Dr. Nina Mikirova, senior research scientist at the Riordan Clinic, explained that oxidative stress is elevated in RA patients, which implies that reactive oxygen species (ROS) are present as possible mediators of tissue damage. ROS trigger a cascade of events through nuclear factors' activation, which up-regulates gene expression of pro-inflammatory cytokines that mediate the immune responses causing inflammation. In short, reducing inflammation and oxidative stress can protect cartilage as it regenerates within the joint. Control of inflammation is also important when it comes to the reduction of cardiovascular risk.
The Riordan Clinic has studied the use of highly concentrated ascorbic acid to treat illnesses associated with inflammation, including cancer, atherosclerosis and viral infections for decades. According to the researchers, at high doses, vitamin C has been shown to reduce the production of pro-inflammatory cytokines. “Ascorbic acid has other properties that suggest it may be useful in treating rheumatoid arthritis: it is an antioxidant that scavenges ROS and it supports collagen formation and enhances extracellular matrix protein synthesis,” they wrote.
What’s more, researchers found RA patients tended to be vitamin C deficient and required supplementation in high doses in order to maintain acceptable plasma vitamin C levels. In addition to low vitamin C levels in the blood, the researchers said studies have shown below-normal ascorbic acid concentrations have also been observed in the synovial fluid of RA patients.
Dr. Mikirova told Nutraceuticals World she wasn’t entirely surprised at the results her team’s new research into RA yielded. “When administered at much higher–than-recommended dietary allowance levels, vitamin C has been suggested of having both a preventative and therapeutic role in a number of pathologies, including cancer, atherosclerosis and viral infections, so we expected that high dosages of vitamin C can be beneficial in treatment of RA,” she said. “Hallmarks of RA pathology are chronic inflammation and pronounced synovial hyperplasia. In addition, oxidative stress is elevated in RA patients implying reactive oxygen species are possible mediators of tissue damage. The balance between pro- and anti-inflammatory cytokines due to chronic inflammation is a substantial feature of this disease.”
She went on to explain how her previous work has dovetailed with her current work on RA. “It is well known that vitamin C is essential for the building of collagen, the most abundant protein built in our bodies and the major component of connective tissue, and as antioxidant,” she said. “In our previous study of the effect of intravenous high dose vitamin C on the level of inflammation and pro-inflammatory cytokines, we demonstrated that vitamin C suppresses the release of inflammatory cytokines and decrease the inflammation in cancer patients (Journal of Translational Medicine, 2012, 10:189). So, we expected that the same treatment would have an effect on inflammation in patients with RA.”
The RA patients in the Riordan Clinic study were characterized by moderate to high levels of the inflammation marker CRP, which indicated moderate to severe discomfort levels. “The effect of intravenous vitamin C (IVC) treatment on subjects with RA demonstrated that IVC therapy with dosages of 7.5 g-50g can reduce inflammation and the pain levels,” the researchers wrote. “The inflammation as measured by C-reactive protein levels was decreased on average by 44%. The average CRP level before treatment was 9.4 +/- 4.6 mg/L, while the average after IVC therapy was 6.4 +/- 4.6 mg/L. Examining those subjects who showed a net CRP decrease, we found that the effect of treatment is IVC frequency dependent.”

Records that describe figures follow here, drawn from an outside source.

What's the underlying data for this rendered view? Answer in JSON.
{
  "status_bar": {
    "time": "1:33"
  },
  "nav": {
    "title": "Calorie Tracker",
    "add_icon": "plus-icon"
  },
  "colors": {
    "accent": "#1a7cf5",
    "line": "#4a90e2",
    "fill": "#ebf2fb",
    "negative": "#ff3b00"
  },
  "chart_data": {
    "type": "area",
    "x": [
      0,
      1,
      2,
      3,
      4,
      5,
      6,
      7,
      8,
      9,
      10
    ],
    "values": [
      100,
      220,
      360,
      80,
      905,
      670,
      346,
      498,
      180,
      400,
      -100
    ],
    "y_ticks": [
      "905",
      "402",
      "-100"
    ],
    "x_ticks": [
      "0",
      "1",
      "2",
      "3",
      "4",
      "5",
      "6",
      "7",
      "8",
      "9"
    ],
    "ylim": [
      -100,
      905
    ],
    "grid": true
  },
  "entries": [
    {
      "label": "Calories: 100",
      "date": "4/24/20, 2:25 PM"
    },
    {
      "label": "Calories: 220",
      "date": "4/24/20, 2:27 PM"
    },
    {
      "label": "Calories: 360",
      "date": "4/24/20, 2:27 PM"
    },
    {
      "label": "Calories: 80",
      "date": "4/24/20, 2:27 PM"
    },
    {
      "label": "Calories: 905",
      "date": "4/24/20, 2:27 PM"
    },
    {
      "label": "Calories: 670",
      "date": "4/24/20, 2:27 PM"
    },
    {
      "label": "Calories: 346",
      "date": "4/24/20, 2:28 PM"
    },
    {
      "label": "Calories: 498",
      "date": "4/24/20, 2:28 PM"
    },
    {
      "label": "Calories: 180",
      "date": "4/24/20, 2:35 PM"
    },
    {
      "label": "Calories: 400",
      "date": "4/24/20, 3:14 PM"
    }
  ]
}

When asked if there were specific properties that made vitamin C a more preferable treatment option to other antioxidants, Dr. Mikirova acknowledged the use of other alternative medicine therapy treatments and nutritional adjustment practices. “Some, such as gamma-linolenic acid, fish oil, antioxidants and other supplementations have shown some possibility of benefit for RA, but a very limited number of controlled intervention trials have been conducted to evaluate dietary supplementation with antioxidants in RA development,” she said. “Several studies with vitamin E supplementation, selenium-enriched yeast supplementation, fatty acids, micronutrients and antioxidant supplementations demonstrated improvements but not significant clinical benefits. In the study with antioxidant supplementation, the level of vitamin C was only three to five times higher than recommended daily allowance.”
“We suggest the treatment should be by intravenous high dose vitamin C, as the in vitro experiments demonstrate that only high dose vitamin C can suppress activation of nuclear factor (NF-kB), which mediates the production of many pro-inflammatory cytokines,” she continued. “The effect requires millimolar concentrations of vitamin C [attainable via intravenous infusions].”
While the Riordan Clinic’s RA pilot study yielded promising results, the researchers acknowledged more research is warranted. “Our pilot study was based on the results of treatment on patients with RA at Riordan Clinic [who] had different intervals between IVC treatments and different numbers of treatments,” said Dr. Mikirova. “We think the results should be supported by the study on a larger population of RA patients with a standardized protocol of treatment and more detailed analyses of inflammation markers and patients’ conditions.”